Mindy’s Chef Led Artisanal Edibles are a microdosed style of edible, which means that each gummy is less than 10 milligrams of THC. They come in 5 milligram and 2 milligram doses, which really allows the consumer to regulate their own consumption. “And the edibles taste amazing,” Kamerad adds, “so you can have more than one without it being too much to handle.”
How to Safely and Responsibly Consume Edibles
The first time I ever consumed a cannabis-infused edible was in my old house in Arcata, California, a small college town sandwiched between ocean and redwoods in Humboldt County, which is known around the world as a pretty great place to go to get some really unbelievable locally grown weed. A dear old friend of mine decided to bake some brownies using a much-too-potent strain of some really incredible weed known as Train Wreck. We threw a party, I had a couple bites of a brownie, he ate the rest, and I spent my night sitting silent on the couch having a full-blown panic attack while the guilty baker assumed the fetal position on his bed and told anyone who opened his door to get out and leave him alone.

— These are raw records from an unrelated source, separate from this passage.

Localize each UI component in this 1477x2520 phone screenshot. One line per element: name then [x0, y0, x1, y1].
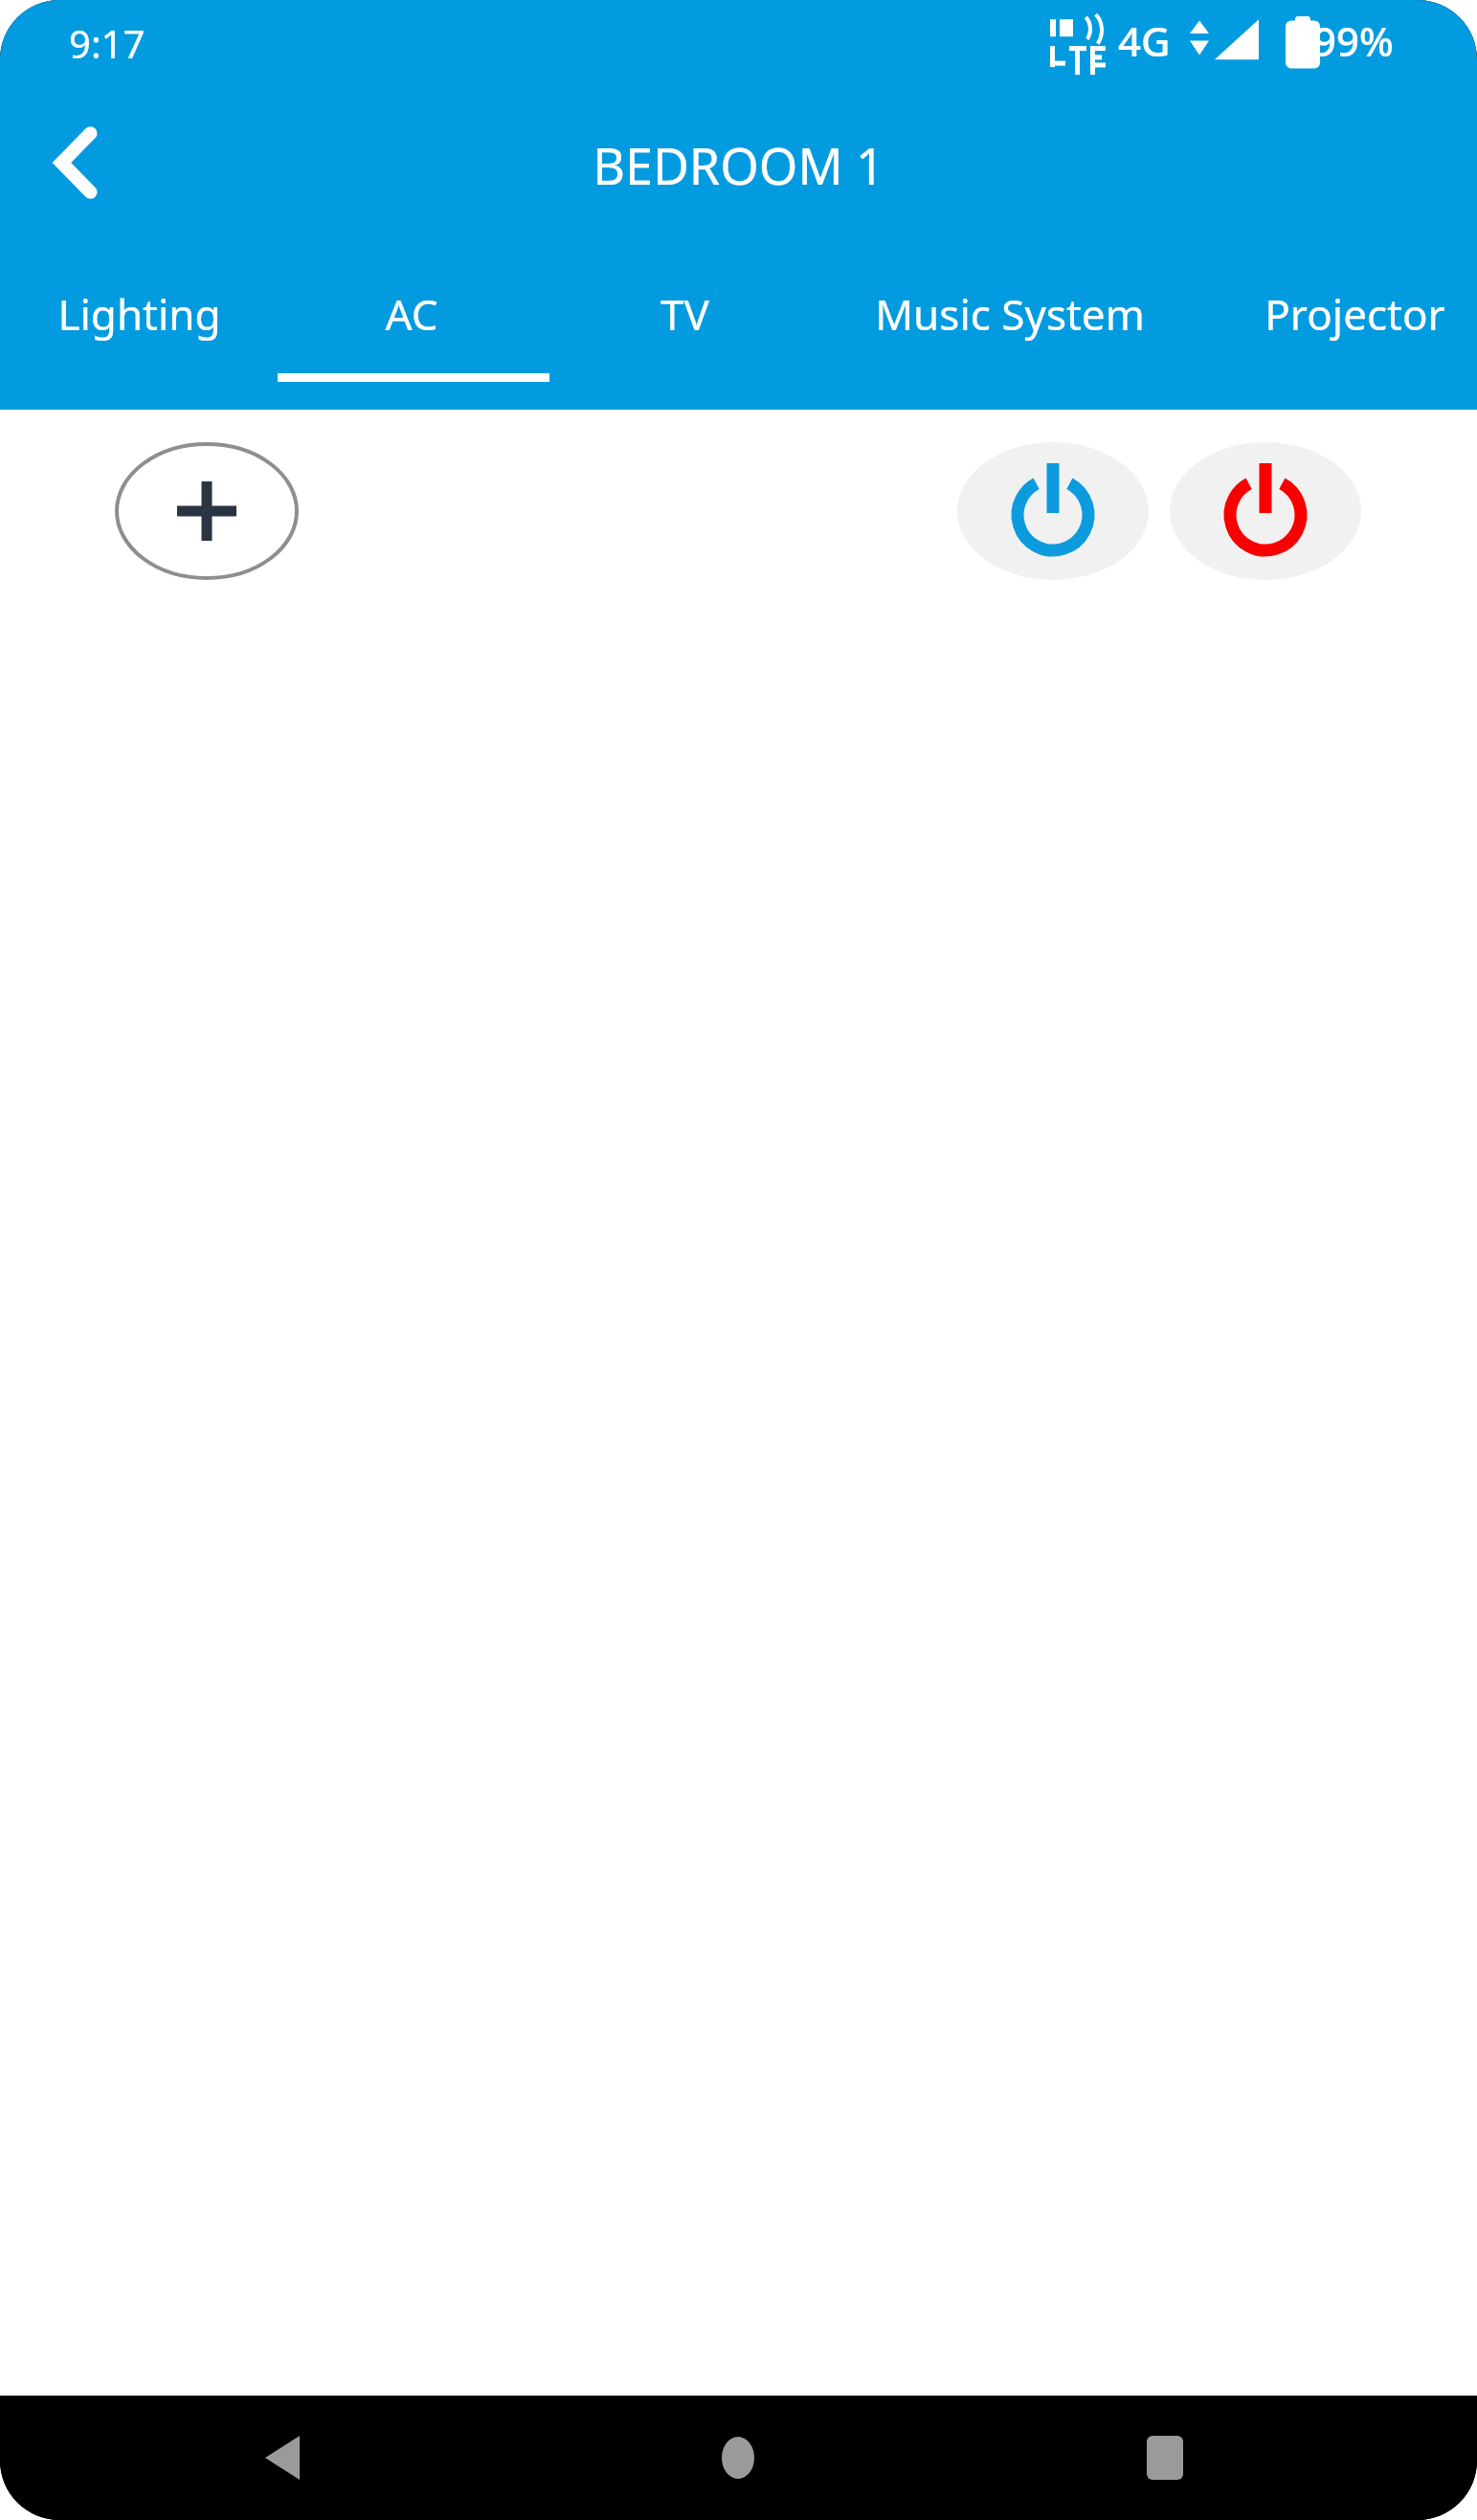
button[interactable]: Music System	[838, 256, 1182, 371]
button[interactable]: TV	[636, 256, 733, 371]
staticText: 9:17	[69, 17, 145, 69]
staticText: Projector	[1264, 285, 1445, 343]
button[interactable]: Add device	[115, 442, 299, 580]
button[interactable]: Back	[29, 115, 124, 211]
button[interactable]: Recent apps	[1122, 2415, 1208, 2501]
button[interactable]: Power off	[1170, 442, 1361, 580]
button[interactable]: Power on	[957, 442, 1149, 580]
staticText: 99%	[1313, 13, 1394, 68]
staticText: Lighting	[57, 285, 221, 343]
staticText: BEDROOM 1	[0, 131, 1477, 199]
button[interactable]: Projector	[1216, 256, 1477, 371]
button[interactable]: Lighting	[19, 256, 258, 371]
button[interactable]: Back	[239, 2415, 325, 2501]
button[interactable]: AC	[354, 256, 469, 371]
button[interactable]: Home	[695, 2415, 781, 2501]
staticText: TV	[660, 285, 709, 343]
staticText: AC	[385, 285, 438, 343]
staticText: 4G	[1118, 13, 1171, 68]
staticText: Music System	[875, 285, 1145, 343]
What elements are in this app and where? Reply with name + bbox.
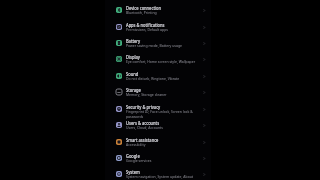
- staticText: Apps & notifications: [126, 22, 211, 28]
- staticText: Eye comfort, Home screen style, Wallpape…: [126, 59, 211, 64]
- staticText: Battery: [126, 38, 211, 44]
- staticText: Storage: [126, 87, 211, 93]
- button[interactable]: Apps & notifications: [105, 19, 211, 35]
- button[interactable]: Security & privacy: [105, 101, 211, 117]
- staticText: Do not disturb, Ringtone, Vibrate: [126, 76, 211, 81]
- button[interactable]: Display: [105, 51, 211, 67]
- button[interactable]: Device connection: [105, 2, 211, 18]
- staticText: Smart assistance: [126, 137, 211, 143]
- staticText: Display: [126, 54, 211, 60]
- button[interactable]: Users & accounts: [105, 117, 211, 133]
- staticText: Accessibility: [126, 142, 211, 147]
- staticText: Sound: [126, 71, 211, 77]
- button[interactable]: System: [105, 166, 211, 180]
- staticText: System: [126, 169, 211, 175]
- staticText: Users, Cloud, Accounts: [126, 125, 211, 130]
- staticText: Bluetooth, Printing: [126, 10, 211, 15]
- button[interactable]: Google: [105, 150, 211, 166]
- staticText: Power saving mode, Battery usage: [126, 43, 211, 48]
- button[interactable]: Sound: [105, 68, 211, 84]
- staticText: System navigation, System update, About: [126, 174, 211, 179]
- staticText: Google: [126, 153, 211, 159]
- staticText: Users & accounts: [126, 120, 211, 126]
- staticText: Google services: [126, 158, 211, 163]
- staticText: Permissions, Default apps: [126, 27, 211, 32]
- button[interactable]: Smart assistance: [105, 134, 211, 150]
- staticText: Security & privacy: [126, 104, 211, 110]
- button[interactable]: Storage: [105, 84, 211, 100]
- staticText: Fingerprint ID, Face unlock, Screen lock…: [126, 109, 199, 119]
- button[interactable]: Battery: [105, 35, 211, 51]
- staticText: Device connection: [126, 5, 211, 11]
- staticText: Memory, Storage cleaner: [126, 92, 211, 97]
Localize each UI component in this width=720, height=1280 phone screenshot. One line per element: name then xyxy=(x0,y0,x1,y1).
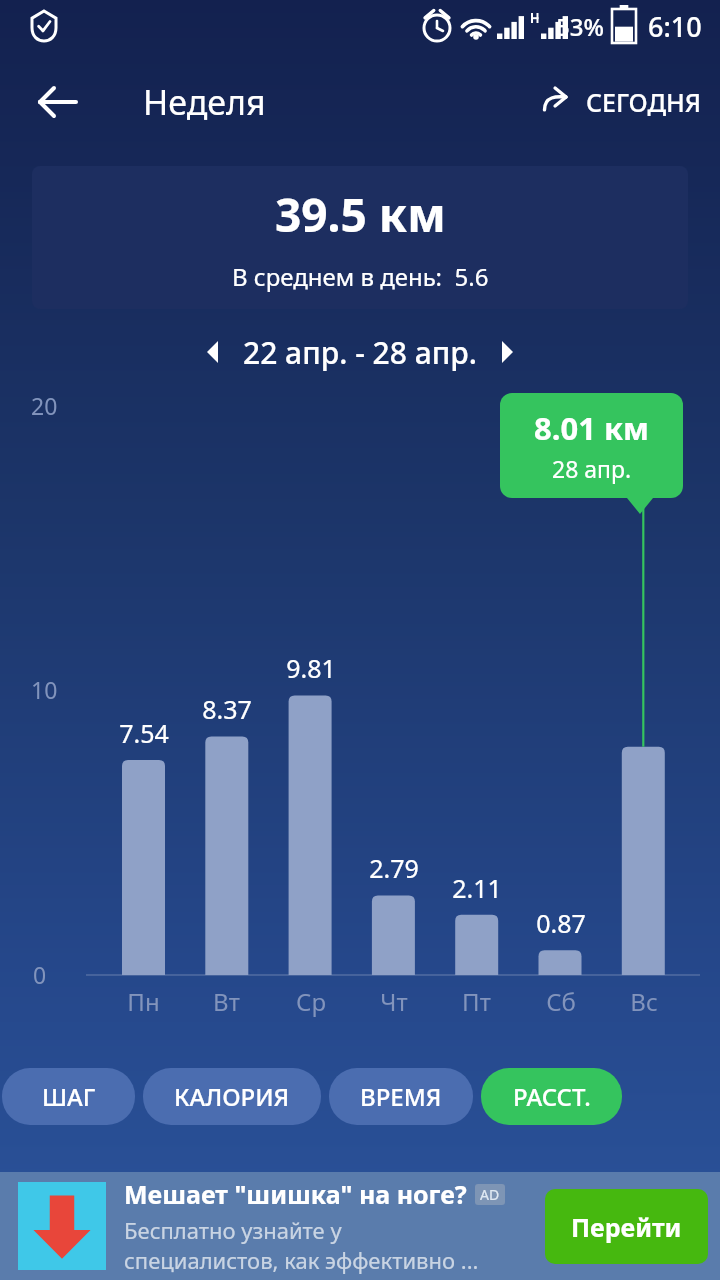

This is not how one responsibly creates or consumes an edible, but thanks to Cresco Labs and Mindy’s Edibles we now live in a world where that sort of uncomfortable situation can be avoided.
Here are some pretty simple rules to follow in order to safely and responsibly consume edibles and ensure that everyone in your party has a good time:
1. Go Low and Slow
No matter what kind of edible you are consuming, start with a low dose and don’t take any more until you’ve experienced where that first dose landed you, which normally takes anywhere from a half hour to two hours for digestibles, and a half hour or less for lollipops, lozenges, or any other hard candy that is ingested through the mucous membrane of the mouth.
2. Choose Sativa, Indica, or Hybrid
At this point, weed has been cross-bred so much that nothing can truly be confirmed to be 100 percent sativa or 100 percent indica. Everything is hybrid. However, the best and most reliable creators of cannabis-infused edibles can be trusted to sample all of their products and to let their consumers know what kind of experience they are most likely to have when they consume the product.
A sativa experience is an energetic and lively one, usually with a general feeling of euphoria and some creative thinking going on, which people prone to paranoia commonly refer to as “head stuff.” For this reason, hyperactive or anxious people are better off leaning more towards a hybrid or indica edible. Indica, commonly referred to by those in the know as “in-da-couch,” is a relaxed, languid, sleepy high. It’s quite enjoyable, but sure to make you a little spacey. Experiment to find what you like and stick with it.
3. Avoid the Come Down
Anything that gets your dopamine levels soaring like weed does is sure to have a little bit of a come down. Enjoy your cannabis-infused edibles with plenty of water or some herbal tea, and when you wake up the next morning get out there and get some exercise and fresh air instead of lying in bed thinking deep existential thoughts about the passage of time.